Opening his toolbox, Dave pulled out several quarter-sticks of dynamite, stacking them beside him on the ground. I counted fifteen, but I may have missed one or two. Taking a long piece of thin, metal pipe, Dave bored holes deep into the ground at an angle under the stump. Taking each stick of TNT separately, Dave wired it and carefully pushed it deep into the soil.
“That’s...quite a bit of dynamite.”, my father said, uncertainly to my mother.
“I’m sure he knows what he’s doing.”, Mom whispered, patting his arm. Still, Dad had us scoot back another ten feet, up against one of the pine trees at the edge of the back clearing.
Having finished the wiring, Dave reeled the spool of detonation cord all the way back to where we were, to about seven feet in front of us. He then left, walking back up to his Jeep; he came back with first one old, queen-size mattress, then another one.
“I get these at the dump.”, he said. “They’re good for keeping pieces of rocks and stuff from breaking your windows.” Wincing a little, Dad told him that was a good idea. With a precise throw, Dad planted the mattresses onto the stump, one at a time, then walked back to where his toolbox and ‘detonation station’ was, by us. The wooden box then came into play; squatting down near the ground, the stump removal specialist picked up the box, cradling in his hands.. Threading the cord and other wire through small holes in the box, he stripped down the wires with oily wire-cutters and placed them near to one another. Looking back at us, he grinned encouragingly and said,
“All set?”
We were set, but maybe not quite ready for what happened when Dave touched the wires together.

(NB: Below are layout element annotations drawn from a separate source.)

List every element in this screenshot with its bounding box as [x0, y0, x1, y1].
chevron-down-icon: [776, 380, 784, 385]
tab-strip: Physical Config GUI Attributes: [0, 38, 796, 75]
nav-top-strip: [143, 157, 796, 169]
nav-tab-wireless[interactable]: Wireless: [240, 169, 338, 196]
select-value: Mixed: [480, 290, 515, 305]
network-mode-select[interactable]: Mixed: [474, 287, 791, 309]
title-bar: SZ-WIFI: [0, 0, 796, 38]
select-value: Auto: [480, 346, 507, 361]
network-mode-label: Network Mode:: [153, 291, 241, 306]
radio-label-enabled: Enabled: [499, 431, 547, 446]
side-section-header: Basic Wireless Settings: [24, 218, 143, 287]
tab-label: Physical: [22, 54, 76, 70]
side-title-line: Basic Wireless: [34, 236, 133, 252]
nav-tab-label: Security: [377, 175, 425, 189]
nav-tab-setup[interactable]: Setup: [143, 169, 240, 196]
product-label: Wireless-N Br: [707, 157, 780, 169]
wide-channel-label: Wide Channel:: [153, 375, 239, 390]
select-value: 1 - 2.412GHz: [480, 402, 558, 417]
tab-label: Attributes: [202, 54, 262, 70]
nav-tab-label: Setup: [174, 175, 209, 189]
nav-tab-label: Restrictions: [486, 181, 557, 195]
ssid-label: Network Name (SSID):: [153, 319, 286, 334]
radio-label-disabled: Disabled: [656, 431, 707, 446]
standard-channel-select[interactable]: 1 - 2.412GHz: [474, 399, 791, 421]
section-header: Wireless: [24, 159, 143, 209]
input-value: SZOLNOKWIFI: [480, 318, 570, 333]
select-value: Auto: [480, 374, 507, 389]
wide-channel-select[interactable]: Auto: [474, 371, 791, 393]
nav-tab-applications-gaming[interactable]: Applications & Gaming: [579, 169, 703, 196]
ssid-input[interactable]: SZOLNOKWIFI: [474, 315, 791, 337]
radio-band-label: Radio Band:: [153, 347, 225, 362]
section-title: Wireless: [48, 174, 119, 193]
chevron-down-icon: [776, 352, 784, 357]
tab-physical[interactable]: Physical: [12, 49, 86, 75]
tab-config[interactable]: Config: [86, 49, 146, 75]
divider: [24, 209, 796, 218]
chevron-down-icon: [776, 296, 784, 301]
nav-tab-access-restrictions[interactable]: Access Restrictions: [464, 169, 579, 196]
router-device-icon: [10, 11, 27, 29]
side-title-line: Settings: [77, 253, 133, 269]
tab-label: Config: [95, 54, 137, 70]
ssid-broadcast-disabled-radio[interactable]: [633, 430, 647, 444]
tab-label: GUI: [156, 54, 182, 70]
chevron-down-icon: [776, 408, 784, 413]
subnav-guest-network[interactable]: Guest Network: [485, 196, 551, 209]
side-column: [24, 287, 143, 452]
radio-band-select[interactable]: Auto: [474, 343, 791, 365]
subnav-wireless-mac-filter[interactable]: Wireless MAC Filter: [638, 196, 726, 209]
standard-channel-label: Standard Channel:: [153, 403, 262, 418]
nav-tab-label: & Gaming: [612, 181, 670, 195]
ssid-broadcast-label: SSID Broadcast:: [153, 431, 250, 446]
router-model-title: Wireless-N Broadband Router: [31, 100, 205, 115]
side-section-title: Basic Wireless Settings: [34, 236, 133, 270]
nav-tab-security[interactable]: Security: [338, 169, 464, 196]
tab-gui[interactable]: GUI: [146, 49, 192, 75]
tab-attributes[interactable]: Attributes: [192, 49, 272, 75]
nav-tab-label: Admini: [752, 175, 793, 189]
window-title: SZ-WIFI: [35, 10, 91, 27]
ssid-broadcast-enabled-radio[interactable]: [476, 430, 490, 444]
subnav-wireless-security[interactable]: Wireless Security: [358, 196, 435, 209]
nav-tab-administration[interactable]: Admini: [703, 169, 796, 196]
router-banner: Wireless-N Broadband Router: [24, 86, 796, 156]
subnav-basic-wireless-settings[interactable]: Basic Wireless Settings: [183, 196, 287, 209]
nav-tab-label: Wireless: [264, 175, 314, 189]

The ‘boom’ was only slightly muffled, but loud nonetheless; the blast didn’t knock us over, or even shake us that much. It was the aftermath that was awesome to behold: a swirling, giant, opaque cloud of dust bloomed from the ground and washed over us, much like a large wave of seawater. Bits of grass and root fell around us, shreds of mattress landed on our dust-covered heads and shoulders in a very undignified manner. After a moment, we cautiously opened our eyes and watched the dust settle. Where the stump used to be, once so rebellious and stubborn to our persuasive shovels, was a huge crater, some seven feet deep and nearly ten feet wide. Pieces of mattress were spread far and wide, but there was no sign of the stump.
About to ask where the stump was, I was deterred by the sound of a deep ‘thud’ to the right of our little group. We all looked over towards the sound and involuntarily took a step back; there was the stump, a mere seven feet away from us, in almost a whole chunk, it’s underside smoking and the partial roots quivering up at the sky in some contorted show of agony. Dave pushed his hat back off his forehead with a whistle.
“Now there’s a sight.”, he said, pleased with himself. “Nice distance.”
In spite of the dust-storm and near brush with being squashed, there were quite a few good things that came of the project. Mom got her garden space and Dad had good oak roots for the fire that winter. Mom filled in the hole with several loads of dirt and potting soil, and planted a white peach tree in the hole, which flourished beautifully over the years. As for the ants, we never found even one; they had been totally obliterated by the blast. And best of all, Dave was temporarily satisfied in his craving for explosions.
A few months later I happened to meet a county geologist at one of my parents social gatherings, and queried him on the ‘operation stump’; I found out that half the amount of dynamite used would have been sufficient, but the flamboyance of the ‘show’ would have been considerably less.